О’Нил вскочил с кресла и следом за мной бросился в прихожую. На крыльце стояла средних лет круглолицая женщина в фиолетовом пальто. О’Нил, назвав ее Гретти, взял конверт и поблагодарил.
Вернувшись в кабинет, он позволил нам с Вулфом рассмотреть конверт со всех сторон. Это был фирменный конверт нью-йоркского отделения Бюро регулирования цен. Адрес и фамилия О’Нила напечатаны на пишущей машинке. В правом углу поверх пункта о штрафных санкциях наклеена одна трехцентовая марка, а на пару дюймов левее – еще пять трехцентовых марок. Под марками печатными буквами синим карандашом было написано: «Срочная доставка». В конверте лежал циркуляр бюро от 27 марта – длинный список изделий из меди и латуни с указанием предельных цен на них.

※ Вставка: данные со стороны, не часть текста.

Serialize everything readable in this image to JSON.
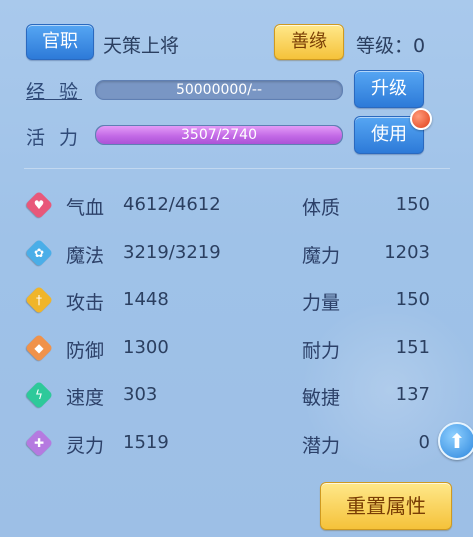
{
  "header": {
    "title_button": "官职",
    "title_value": "天策上将",
    "karma_button": "善缘",
    "level_label": "等级：0"
  },
  "exp": {
    "label": "经 验",
    "bar_text": "50000000/--",
    "upgrade_button": "升级"
  },
  "vitality": {
    "label": "活 力",
    "bar_text": "3507/2740",
    "fill_fraction": 1.0,
    "use_button": "使用"
  },
  "stats": [
    {
      "name": "气血",
      "value": "4612/4612",
      "icon": "heart-icon",
      "color": "#e8587a"
    },
    {
      "name": "魔法",
      "value": "3219/3219",
      "icon": "mana-icon",
      "color": "#4aaee8"
    },
    {
      "name": "攻击",
      "value": "1448",
      "icon": "sword-icon",
      "color": "#f0b52a"
    },
    {
      "name": "防御",
      "value": "1300",
      "icon": "shield-icon",
      "color": "#f0924a"
    },
    {
      "name": "速度",
      "value": "303",
      "icon": "lightning-icon",
      "color": "#2ec99a"
    },
    {
      "name": "灵力",
      "value": "1519",
      "icon": "spirit-icon",
      "color": "#b57ae0"
    }
  ],
  "attributes": [
    {
      "name": "体质",
      "value": "150"
    },
    {
      "name": "魔力",
      "value": "1203"
    },
    {
      "name": "力量",
      "value": "150"
    },
    {
      "name": "耐力",
      "value": "151"
    },
    {
      "name": "敏捷",
      "value": "137"
    },
    {
      "name": "潜力",
      "value": "0"
    }
  ],
  "reset_button": "重置属性",
  "colors": {
    "exp_bar": "#7996c4",
    "vitality_bar": "#c66ee8",
    "accent_blue": "#2d7ad8",
    "accent_gold": "#f5c23a"
  }
}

Вулф вернул конверт О’Нилу, и тот сунул его в карман.
– Почтовые служащие с каждым годом становятся все более небрежными, – заметил я. – Марка в углу проштемпелевана, а остальные нет.
– Как? – О’Нил вытащил конверт из кармана и внимательно осмотрел. – Ну и что здесь такого?
– Ничего такого, – успокоил его Вулф. – Просто мистер Гудвин любит похвастаться наблюдательностью. Это ни о чем не говорит.
Я не понимал, почему не могу помочь убить время, да и вообще мне не нравилась манера Вулфа делать мне замечания в присутствии посторонних, особенно из враждебного лагеря, но только было я раскрыл рот, чтобы выразить свое возмущение, как снова раздался звонок. О’Нил опять последовал за мной, словно проходил испытательный срок в должности швейцара.
Пришел человек из фирмы «Стенофон». О’Нил рассыпался перед ним в благодарностях, извинился, что нарушил его воскресный отдых и так далее и тому подобное, а я помог внести аппарат в дом. Он был не слишком тяжелым, потому что О’Нил объяснил по телефону, что нам нужен не весь диктофон, а только та часть, которая воспроизводит звук. Проигрывающее устройство было на колесиках и в любом случае весило не больше шестидесяти фунтов. Человек из «Стенофона» вкатил устройство в кабинет, где был представлен Вулфу, и за пять минут проинструктировал нас относительно правил пользования, после чего, поскольку был не расположен задерживаться, поспешно откланялся.
Проводив гостя, я вернулся в кабинет. Вулф бросил на меня многозначительный взгляд и сказал:
– А теперь, Арчи, будь добр, подай мистеру О’Нилу пальто и шляпу. Он уже уходит.
О’Нил вытаращился на Вулфа и рассмеялся – или, во всяком случае, издал какой-то странный звук. За все это время О’Нил впервые позволил себе издать настолько мерзкий звук.
Желая проверить, насколько он в форме, я сделал два шага ему навстречу. Он отступил на три шага. Тогда я остановился и ухмыльнулся ему. Он пытался одновременно смотреть и на меня, и на Вулфа.